33 (66.0%) children with chronic tics and 8 (26.7%) children with transient tics had complaints of fatigue, general weakness, exhaustion, lethargy, and daytime sleepiness. It should be noted that the corresponding complaints arose during the school day and did not go away after rest. In the group of patients with transient tics, the average asthenia indicators were close to normal. The greatest severity of asthenia was noted in the subscales “general asthenia” and “mental asthenia” in the group of patients with chronic tics.

There were no significant differences between short-term memory indicators in the study groups. Indicators of long-term memory in children with chronic tics were significantly lower than in the control group and the group of children with transient tics (Table 1).


Table 1. Clinical and psychological indicators in the study groups Note. * — p<0.05 — significance of differences compared with the corresponding indicator in the control group; # — p<0.05 — significant differences compared to the group of children with transient tics.

The results of the TOVA test showed that children with tics had significantly reduced indicators of attention (omissions of reactions), more pronounced in the second half of the test. At the same time, in children with chronic tics the level of inattention was significantly higher. In addition, children with tics had a higher level of false alarms (erroneous button presses), associated with impulsivity, compared to children from the control group, while the observed changes increased significantly in the second half of the test. It should be noted that the second indicator turned out to be significantly higher in children with transient tics (Fig. 1).


Rice. 1. TOVA test scores in children with transient and chronic tics before treatment.

Analysis of EEG of patients in the study groups (Fig. 2)


Rice.
2. EEG power spectra in children with transient and chronic tics before treatment. showed that in the group with transient tics, the power of the theta range in the occipital-parietal leads of both hemispheres is statistically significantly greater ( p
<0.05) both compared to healthy children and compared to children with chronic tics (
p
<0.05). 05). Many children in this group at 6-7 years of age show subdominance of theta activity in the occipital leads of both hemispheres, while in children with chronic tics there are single (less often group) theta waves.

When analyzing the alpha range in the occipital leads in children with chronic tics, a statistically significant ( p

<0.05) decrease in power compared to healthy children (see Fig. 2). One can also note a higher amplitude of the alpha rhythm in the posterior parts of both hemispheres compared to healthy children and children with transient tics. The majority of subjects in this group recorded higher values ​​of the peak frequency of the alpha rhythm (9-10 counts/s) compared to the indicators of the group of children with transient tics (7-7.5 counts/s).

Children with transient tics showed a statistically significant decrease in alpha band power compared to healthy children and children with chronic tics ( p

<0.05) (see Fig. 2). In most children, the amplitude of the alpha rhythm is not increased compared to healthy children.

In the frontotemporal leads of both hemispheres in children with chronic tics, a statistically significant ( p

<0.05) increase in alpha range power compared to healthy children.

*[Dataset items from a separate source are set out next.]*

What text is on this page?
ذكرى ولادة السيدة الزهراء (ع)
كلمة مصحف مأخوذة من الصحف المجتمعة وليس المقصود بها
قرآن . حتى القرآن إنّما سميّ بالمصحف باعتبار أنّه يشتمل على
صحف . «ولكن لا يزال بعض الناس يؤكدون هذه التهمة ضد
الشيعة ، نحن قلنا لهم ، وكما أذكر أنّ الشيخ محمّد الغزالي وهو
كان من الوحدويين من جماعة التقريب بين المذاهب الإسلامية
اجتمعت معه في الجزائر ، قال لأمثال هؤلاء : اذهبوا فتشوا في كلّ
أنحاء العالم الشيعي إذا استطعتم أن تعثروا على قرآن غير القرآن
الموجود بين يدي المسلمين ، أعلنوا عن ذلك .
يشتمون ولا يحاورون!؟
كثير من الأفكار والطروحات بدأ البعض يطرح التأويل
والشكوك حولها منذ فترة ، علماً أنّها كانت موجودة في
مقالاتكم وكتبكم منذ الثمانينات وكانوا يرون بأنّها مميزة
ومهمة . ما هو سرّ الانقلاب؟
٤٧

Many have noted a tendency for alpha activity to spread to the anterior parts of the cerebral cortex and episodes of rhythm synchronization in the alpha range.

In subgroup 1, after treatment, chronic tics decreased in 12 (60.0%) patients. The average frequency of tics on a 5-point TSGS scale after the course was 2.7±1.5 points (with a maximum frequency of 5 points), which indicates a significant improvement ( p

<0.05) (Table 2).


Table 2. Average clinical and psychological indicators in subgroups before and after treatment Note.
# — p<0.05 — significance of differences compared with the corresponding indicator before treatment; ## — p<0.01 — significance of differences compared with the corresponding indicator before treatment; * - p<0.05 - significance of differences compared with the corresponding indicator in group 1. After the course of treatment, asthenic symptoms decreased. No significant changes in memory indicators were recorded (see Table 2). A repeated study using the TOVA test after treatment revealed a statistically significant decrease in inattention and false alarms in the second half of the test (Fig. 3).


Rice. 3. TOVA test scores after treatment in subgroups of children with chronic tics.

According to the EEG analysis, after treatment in subgroup 1, the power of alpha waves in the occipital leads of both hemispheres statistically significantly increased compared to the indicators before treatment ( p

<0.05) (Fig. 4).


Rice.
4. EEG power spectra after treatment in subgroups of children with chronic tics. One can also note in many patients a decrease in amplitude in the occipital leads, a decrease in the representation of alpha and theta waves in the anterior parts of the cerebral cortex (see Fig. 4). Tolerability of therapy can be described as good. A side effect in the form of transient daytime sleepiness was noted in 2 children; in another case, parents noted an increase in physical activity. These undesirable symptoms appeared at the beginning of the course and disappeared after 2 weeks during treatment. It should be noted that these phenomena did not lead to interruption of therapy. No other side effects were identified.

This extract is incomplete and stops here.